As the series has gone on, Mimura's death has become one of my favorites in any story. It set the tone for the manga. One of the main characters, his face plastered all over everything, someone with their own sub plot going on to fight against the system, with two different ideas that could make it work, someone who practically everyone looks up to and wants to find and work with, who's good hearted, friendly, and characterized beautifully. And he happens to meet three people on his journey, Sato, Iijima, and Kazuo, one being his non main character friend, one being the unimportant non main character he kills by accident and one being the antagonist. Sato dies in his arms, and he runs for his life, using his bomb which would've absolutely blown up those in charge of the program to fight against Kazuo, yet he doesn't even kill him, effectively making his plan and everything he's done meaningless, only to die lying in his own blood with duct tape holding in his guts. Two volumes later we finally have Shuuya hear about this happening. Absolutely crushing reveal.

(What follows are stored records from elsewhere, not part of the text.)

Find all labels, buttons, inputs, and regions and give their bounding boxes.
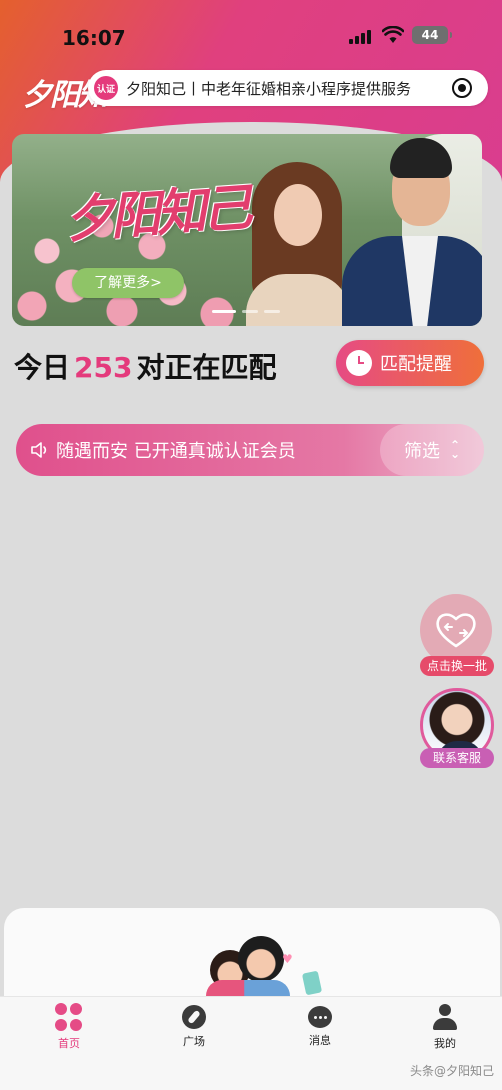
filter-button[interactable]: 筛选 ⌃ ⌄ [380, 424, 484, 476]
banner-title: 夕阳知己 [62, 177, 251, 250]
target-icon[interactable] [452, 78, 472, 98]
couple-illustration: ♥ [186, 936, 326, 1002]
match-prefix: 今日 [14, 351, 71, 384]
match-reminder-label: 匹配提醒 [380, 354, 452, 375]
banner-pagination [212, 310, 282, 313]
tab-messages-label: 消息 [309, 1034, 331, 1047]
match-reminder-button[interactable]: 匹配提醒 [336, 340, 484, 386]
clock-icon [346, 350, 372, 376]
app-page: 16:07 44 夕阳知 认证 夕阳知己丨中老年征婚相亲小程序提供服务 夕阳知己 [0, 0, 502, 1090]
mini-program-title-bar[interactable]: 认证 夕阳知己丨中老年征婚相亲小程序提供服务 [88, 70, 488, 106]
watermark: 头条@夕阳知己 [409, 1064, 494, 1078]
tab-plaza-label: 广场 [183, 1035, 205, 1048]
banner-man-photo [342, 138, 482, 326]
tab-plaza[interactable]: 广场 [159, 1003, 229, 1055]
signal-icon [349, 30, 373, 44]
compass-icon [182, 1005, 206, 1029]
notice-bar: 随遇而安 已开通真诚认证会员 筛选 ⌃ ⌄ [16, 424, 484, 476]
learn-more-button[interactable]: 了解更多> [72, 268, 184, 298]
tab-messages[interactable]: 消息 [285, 1003, 355, 1055]
message-icon [308, 1006, 332, 1028]
mini-program-title: 夕阳知己丨中老年征婚相亲小程序提供服务 [126, 79, 412, 98]
notice-text: 随遇而安 已开通真诚认证会员 [56, 441, 296, 462]
tab-home[interactable]: 首页 [34, 1003, 104, 1055]
battery-icon: 44 [412, 26, 452, 44]
customer-service-button[interactable]: 联系客服 [420, 688, 496, 772]
match-count-line: 今日 253 对正在匹配 [14, 346, 276, 386]
home-icon [55, 1003, 83, 1031]
tab-profile[interactable]: 我的 [410, 1003, 480, 1055]
status-time: 16:07 [62, 26, 126, 50]
refresh-batch-button[interactable]: 点击换一批 [420, 594, 494, 676]
user-icon [432, 1003, 458, 1031]
filter-label: 筛选 [403, 441, 440, 462]
tab-home-label: 首页 [58, 1037, 80, 1050]
match-suffix: 对正在匹配 [136, 351, 277, 384]
certified-badge: 认证 [94, 76, 118, 100]
speaker-icon [31, 442, 47, 458]
banner-woman-photo [238, 162, 356, 326]
match-count: 253 [74, 351, 133, 384]
customer-service-label: 联系客服 [420, 748, 494, 768]
sort-updown-icon: ⌃ ⌄ [449, 438, 461, 461]
tab-profile-label: 我的 [434, 1037, 456, 1050]
status-bar: 16:07 44 [0, 0, 502, 60]
promo-banner[interactable]: 夕阳知己 了解更多> [12, 134, 482, 326]
refresh-batch-label: 点击换一批 [420, 656, 494, 676]
wifi-icon [382, 26, 404, 43]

Seriously, the way they built up this character, not only to be respected and made incredibly human over time, but to be seen as a sigil of hope to most, and to have him die half way through the story accomplishing nothing seriously sets the tone amazingly. After this happens Shuuya, the main character before this, doesn't even appear(except for a panel where he is passed out) for two volumes. Anyone can die, the story will be unpredictable, and it will be gritty, horrible and nihilistic the whole way through, in a good way. And now we see the group which has been formed forever, with only few remaining in the game, who seemed to fully trust each other, kill each other due to delusions. Beautiful. Sorry Shuuya but your threat isn't only Kazuo..
Last note, I really liked Froggy's character. I think he illuminates the difference between this and other Battle Royale centered stories. Something like Kaiji speaks on humans in a broader scope and attempts to ask what is fundamental human nature. Battle Royale instead asks this question, WHAT causes people to act the way they do in a state of nature. In so it analyzes its entire cast and asks what their past was, what made them who they are, what their personality and their strengths and weaknesses are, and from that it answers why someone would act the way they do when put against a wall.
P.S. I personally love Kaiji, it's one of my favorite things ever, I'm just using these two stories to contrast each other since they tackle the same themes but in very different ways.